Pedro Gabriel Lopes - aluno da Faculdade de Direito do Largo de São Francisco - 30/3/2010

"Prezado sr. editor, com todo o respeito, e pelo debate, acredito ser parcialmente infeliz o comentário deste Diário no que toca à biblioteca das Arcadas  (Migalhas 2.355 - 29/3/10 - "Biblioteca das Arcadas"). A 'recomendação' do MPF não tinha melhor hora para vir.
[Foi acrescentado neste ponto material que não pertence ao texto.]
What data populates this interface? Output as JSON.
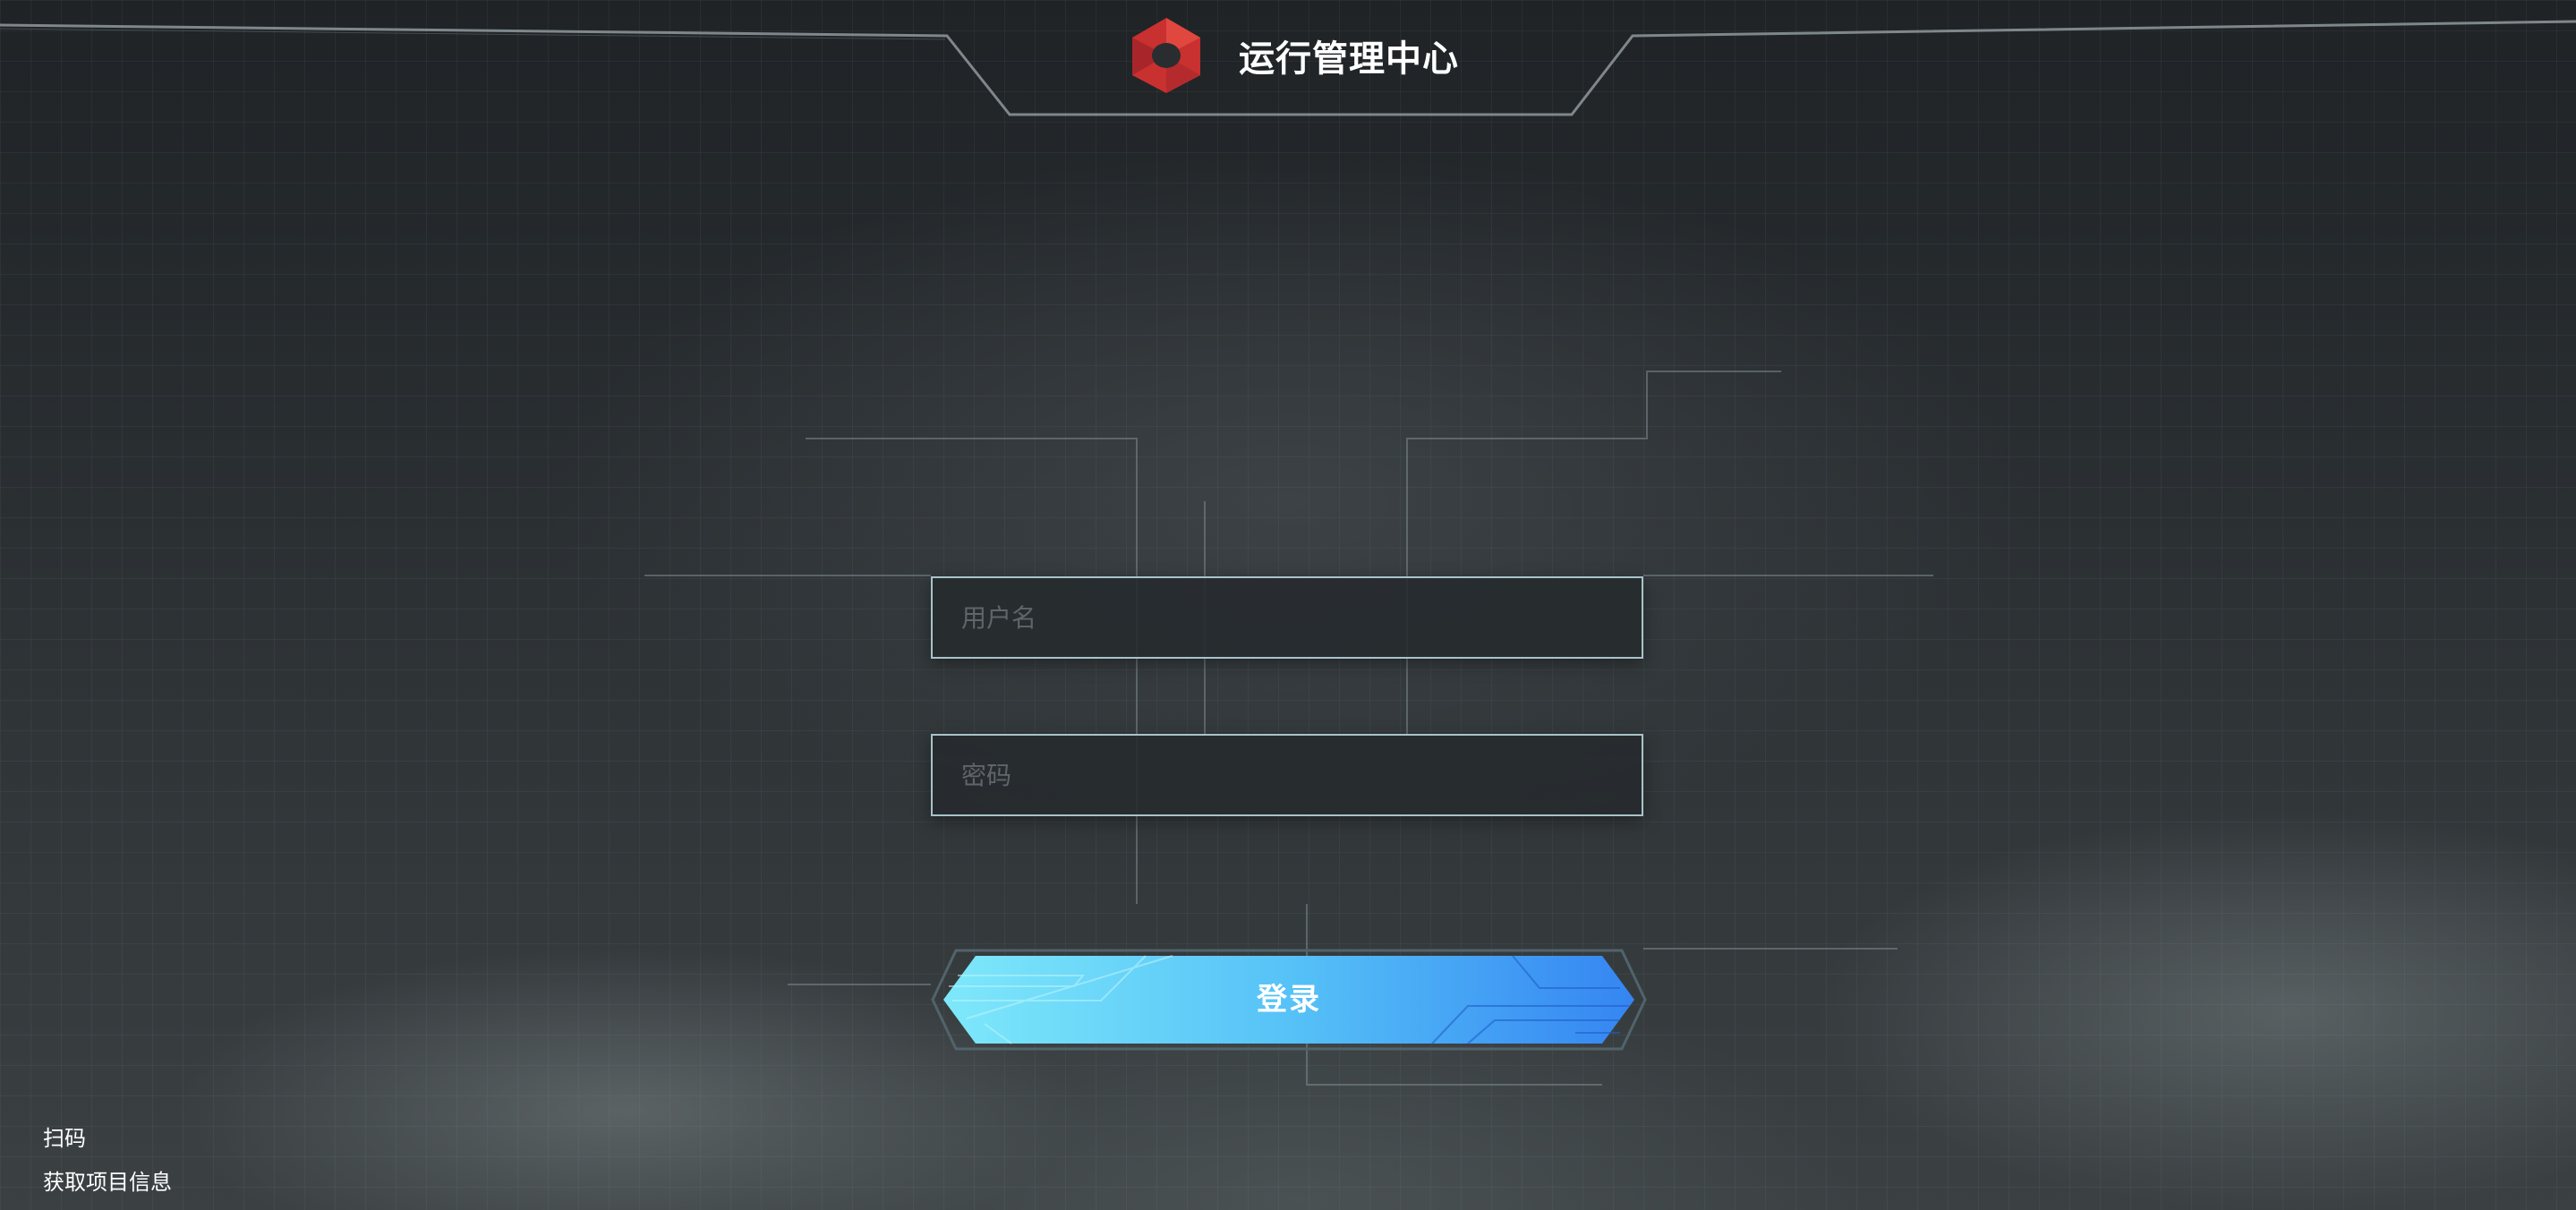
{
  "header": {
    "title": "运行管理中心",
    "logo_icon": "red-hexagon-logo-icon"
  },
  "login_form": {
    "username_placeholder": "用户名",
    "username_value": "",
    "password_placeholder": "密码",
    "password_value": "",
    "submit_label": "登录"
  },
  "footer_links": {
    "scan": "扫码",
    "project_info": "获取项目信息"
  },
  "colors": {
    "accent_start": "#7ee8fa",
    "accent_end": "#3585f2",
    "input_border": "#a9c3c9",
    "logo_red": "#c8312f"
  }
}
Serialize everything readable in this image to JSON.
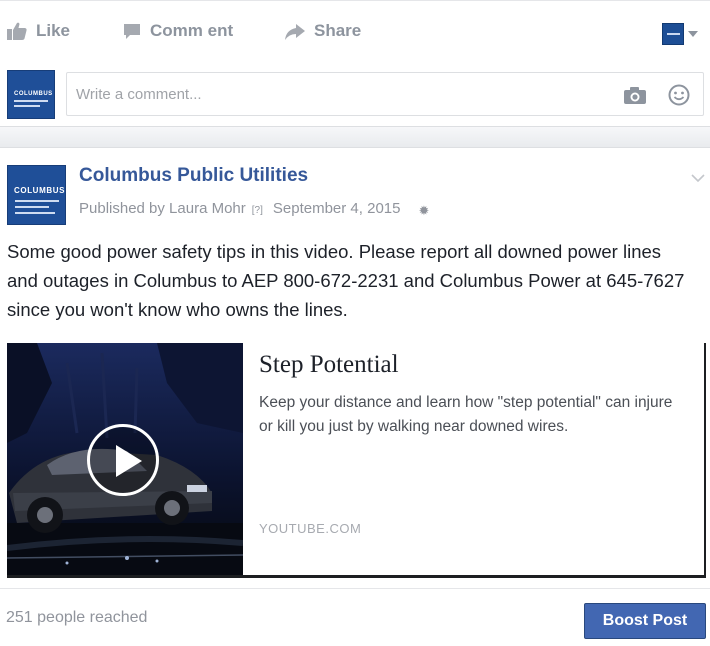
{
  "actions": {
    "like": "Like",
    "comment": "Comm ent",
    "share": "Share",
    "like_icon": "thumbs-up-icon",
    "comment_icon": "speech-bubble-icon",
    "share_icon": "share-arrow-icon"
  },
  "composer": {
    "placeholder": "Write a comment...",
    "camera_icon": "camera-icon",
    "emoji_icon": "smiley-icon"
  },
  "post": {
    "page_name": "Columbus Public Utilities",
    "published_by": "Published by Laura Mohr",
    "help_marker": "[?]",
    "date": "September 4, 2015",
    "text": "Some good power safety tips in this video. Please report all downed power lines and outages in Columbus to AEP 800-672-2231 and Columbus Power at 645-7627 since you won't know who owns the lines.",
    "link": {
      "title": "Step Potential",
      "description": "Keep your distance and learn how \"step potential\" can injure or kill you just by walking near downed wires.",
      "source": "YOUTUBE.COM"
    }
  },
  "footer": {
    "reach": "251 people reached",
    "boost_label": "Boost Post"
  },
  "colors": {
    "link_blue": "#365899",
    "boost_blue": "#4267b2",
    "muted_grey": "#90949c",
    "logo_navy": "#1f4f98"
  }
}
Na inércia do parquet estadual, razoável a medida infelizmente criticada pelos Colegas. O problema não é a mudança em si, que realmente gera certo estresse. A questão está no tempo que a medida está tomando. Procurem ficar sentados algumas horas sobre um livro velho (ou histórico - o conceito de histórico não depende da opinião do Diretor, que presumidamente não entende nada disso), seja ele de 1800, seja de 1950 (ambos são velhos e históricos o suficiente), e verão que o estrago será perceptível. Pois bem, meus Amigos. O assunto foge aos umbigos nossos (dos estudantes do Largo). A biblioteca abriga diversas obras históricas (monografias atuais podem ter até mais valor do que obras antigas), e estas estão sob o peso tremendo de pilhas e pilhas de caixas literalmente jogadas nas 'novas' instalações (que, aparentemente, estão perto de desabar). Essa é a preocupação dos alunos, dos profissionais e, assim esperamos, de todos os interessados pelo patrimônio histórico que se encontra na maior biblioteca jurídica do Brasil. Ah! E quanto ao segundo comentário deste Informativo, com um conteúdo mais emotivo, que apela para a sempre delicada questão social: um problema não anula o outro. A situação dos moradores de rua não justifica que deixemos as lições dos mestres caírem em desgraça. Salvem os pobres e queimem a cultura? Não! Podemos fazer os dois, desde que tenhamos cultura e sabedoria suficientes. Mais cuidado, colegas. Abraço,"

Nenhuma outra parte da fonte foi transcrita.